The program allows Muslim Minnesotans, as well as others, to repay loans without traditional interest. Many Muslims avoid conventional loans because paying or receiving interest goes against their religious beliefs.
Instead of interest-based financing, the new alternative is profit-based.
Hussein Samatar, executive director of the African Development Center, says the new program benefits all Minnesotans.
"As Paul Wellstone used to say, we do better when we all do better; when we all have something, we're a better community," says Samatar. "When this community has access to capital, and they're running businesses, buying homes, they are not only creating business for themselves, they are creating business for the community at large."
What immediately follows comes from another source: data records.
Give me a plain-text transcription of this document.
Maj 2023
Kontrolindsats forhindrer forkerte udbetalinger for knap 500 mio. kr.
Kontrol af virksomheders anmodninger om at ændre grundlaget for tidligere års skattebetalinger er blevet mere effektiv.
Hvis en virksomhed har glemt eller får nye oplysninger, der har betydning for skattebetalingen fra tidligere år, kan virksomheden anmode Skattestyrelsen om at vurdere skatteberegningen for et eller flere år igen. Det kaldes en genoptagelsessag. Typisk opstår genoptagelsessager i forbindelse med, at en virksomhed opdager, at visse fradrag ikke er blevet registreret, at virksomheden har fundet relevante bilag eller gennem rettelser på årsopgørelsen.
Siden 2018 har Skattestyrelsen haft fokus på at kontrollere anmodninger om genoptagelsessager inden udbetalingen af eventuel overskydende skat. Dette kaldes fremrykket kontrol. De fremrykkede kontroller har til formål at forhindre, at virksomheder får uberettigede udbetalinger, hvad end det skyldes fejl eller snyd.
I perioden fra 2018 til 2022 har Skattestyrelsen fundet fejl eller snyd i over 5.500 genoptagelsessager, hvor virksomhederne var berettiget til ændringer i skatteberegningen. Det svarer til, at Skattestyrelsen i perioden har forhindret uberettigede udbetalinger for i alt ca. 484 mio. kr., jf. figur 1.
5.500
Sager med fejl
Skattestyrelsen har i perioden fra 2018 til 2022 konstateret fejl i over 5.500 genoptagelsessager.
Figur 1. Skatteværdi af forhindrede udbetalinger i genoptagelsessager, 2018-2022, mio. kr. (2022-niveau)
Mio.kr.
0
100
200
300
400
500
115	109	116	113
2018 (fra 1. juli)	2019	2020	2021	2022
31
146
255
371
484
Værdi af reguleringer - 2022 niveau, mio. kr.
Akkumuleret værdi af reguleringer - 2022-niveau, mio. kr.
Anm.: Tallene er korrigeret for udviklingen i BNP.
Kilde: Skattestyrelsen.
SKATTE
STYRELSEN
Sabah Yusuf of the Aishah Center for Women works with small business owners to keep them informed about financing options.
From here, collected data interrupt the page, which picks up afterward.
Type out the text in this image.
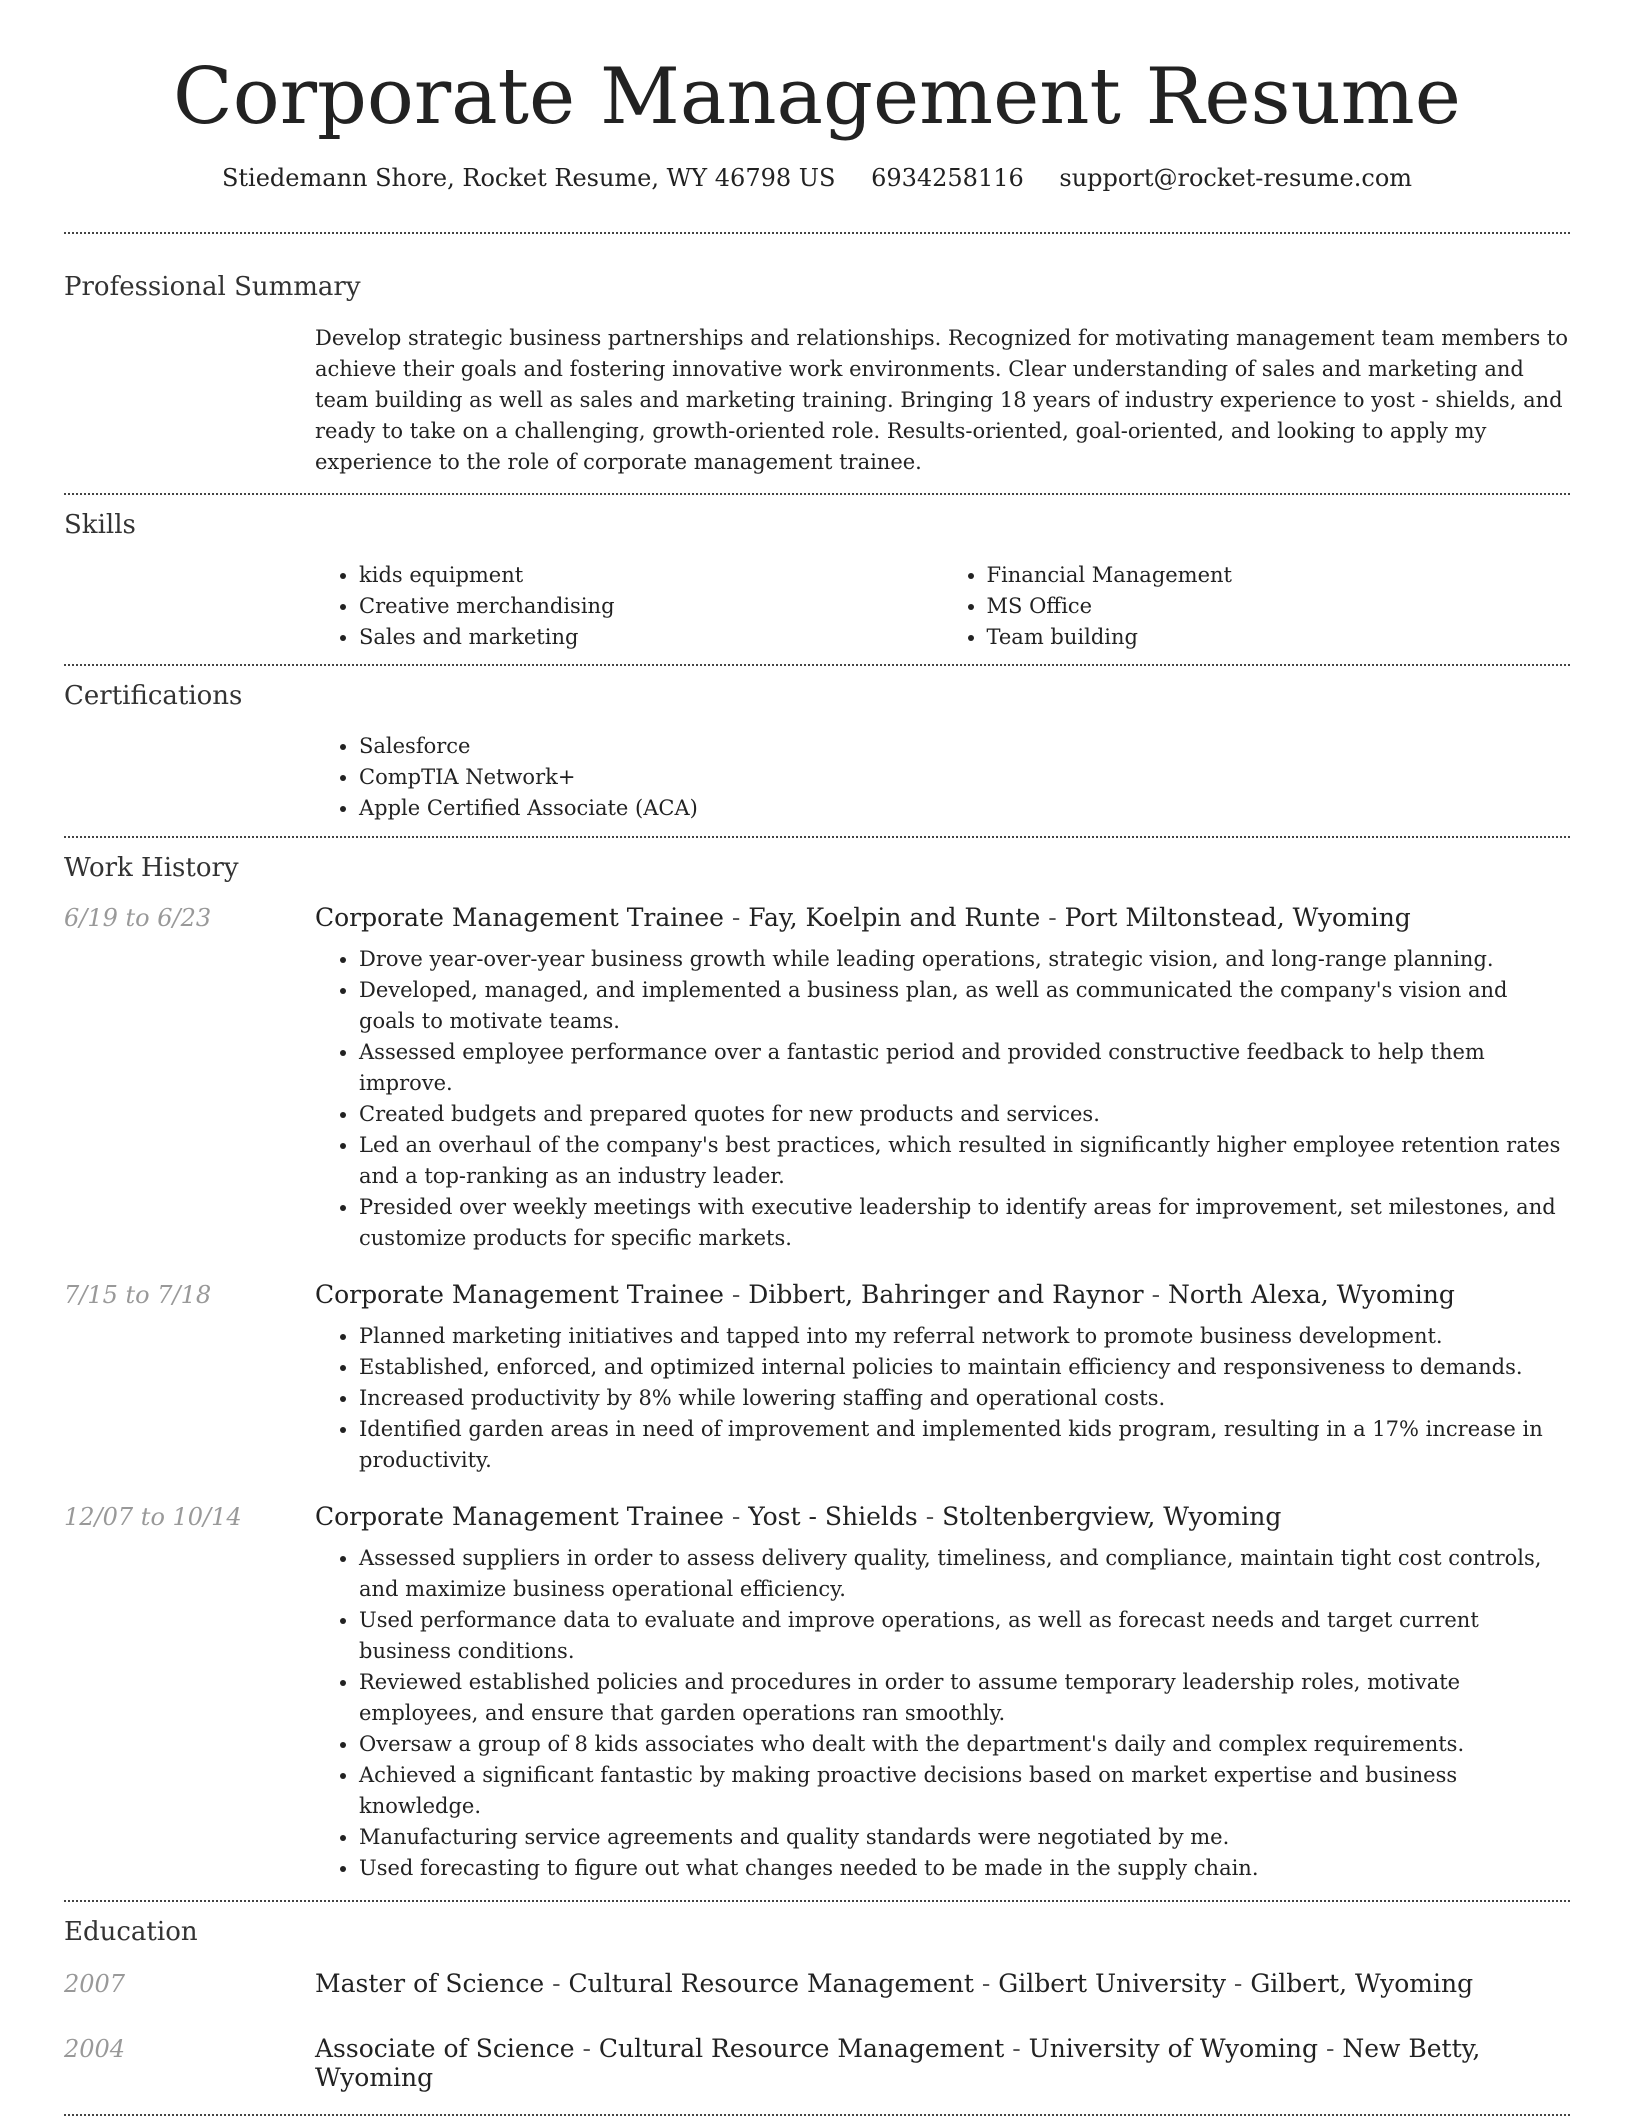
Corporate Management Resume
Stiedemann Shore, Rocket Resume, WY 46798 US 6934258116 support@rocket-resume.com
Professional Summary
Develop strategic business partnerships and relationships. Recognized for motivating management team members to achieve their goals and fostering innovative work environments. Clear understanding of sales and marketing and team building as well as sales and marketing training. Bringing 18 years of industry experience to yost - shields, and ready to take on a challenging, growth-oriented role. Results-oriented, goal-oriented, and looking to apply my experience to the role of corporate management trainee.
Skills
• kids equipment
• Creative merchandising
• Sales and marketing
• Financial Management
• MS Office
• Team building
Certifications
• Salesforce
• CompTIA Network+
• Apple Certified Associate (ACA)
Work History
6/19 to 6/23	Corporate Management Trainee - Fay, Koelpin and Runte - Port Miltonstead, Wyoming
• Drove year-over-year business growth while leading operations, strategic vision, and long-range planning.
• Developed, managed, and implemented a business plan, as well as communicated the company's vision and goals to motivate teams.
• Assessed employee performance over a fantastic period and provided constructive feedback to help them improve.
• Created budgets and prepared quotes for new products and services.
• Led an overhaul of the company's best practices, which resulted in significantly higher employee retention rates and a top-ranking as an industry leader.
• Presided over weekly meetings with executive leadership to identify areas for improvement, set milestones, and customize products for specific markets.
7/15 to 7/18	Corporate Management Trainee - Dibbert, Bahringer and Raynor - North Alexa, Wyoming
• Planned marketing initiatives and tapped into my referral network to promote business development.
• Established, enforced, and optimized internal policies to maintain efficiency and responsiveness to demands.
• Increased productivity by 8% while lowering staffing and operational costs.
• Identified garden areas in need of improvement and implemented kids program, resulting in a 17% increase in productivity.
12/07 to 10/14	Corporate Management Trainee - Yost - Shields - Stoltenbergview, Wyoming
• Assessed suppliers in order to assess delivery quality, timeliness, and compliance, maintain tight cost controls, and maximize business operational efficiency.
• Used performance data to evaluate and improve operations, as well as forecast needs and target current business conditions.
• Reviewed established policies and procedures in order to assume temporary leadership roles, motivate employees, and ensure that garden operations ran smoothly.
• Oversaw a group of 8 kids associates who dealt with the department's daily and complex requirements.
• Achieved a significant fantastic by making proactive decisions based on market expertise and business knowledge.
• Manufacturing service agreements and quality standards were negotiated by me.
• Used forecasting to figure out what changes needed to be made in the supply chain.
Education
2007	Master of Science - Cultural Resource Management - Gilbert University - Gilbert, Wyoming
2004	Associate of Science - Cultural Resource Management - University of Wyoming - New Betty, Wyoming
"Mainly, the reason these women don't actually go to mainstream banks is because of the interest. It's really wonderful for the City of Minneapolis to say that we care enough -- that here is a way to give back to the community. Here is an opportunity for you that will not clash with your culture, not with your religion and your beliefs," says Yusuf.
Yusuf says for years, Muslim women in the area have been pooling money together to support each others' businesses. She says the venture will help expand women's businesses and create more wealth in the community.
The African Development Center conducted research with Muslim scholars, attorneys, and community members before approaching the city. Samatar hopes the initiative will allow more people to be part of the middle class in Minnesota.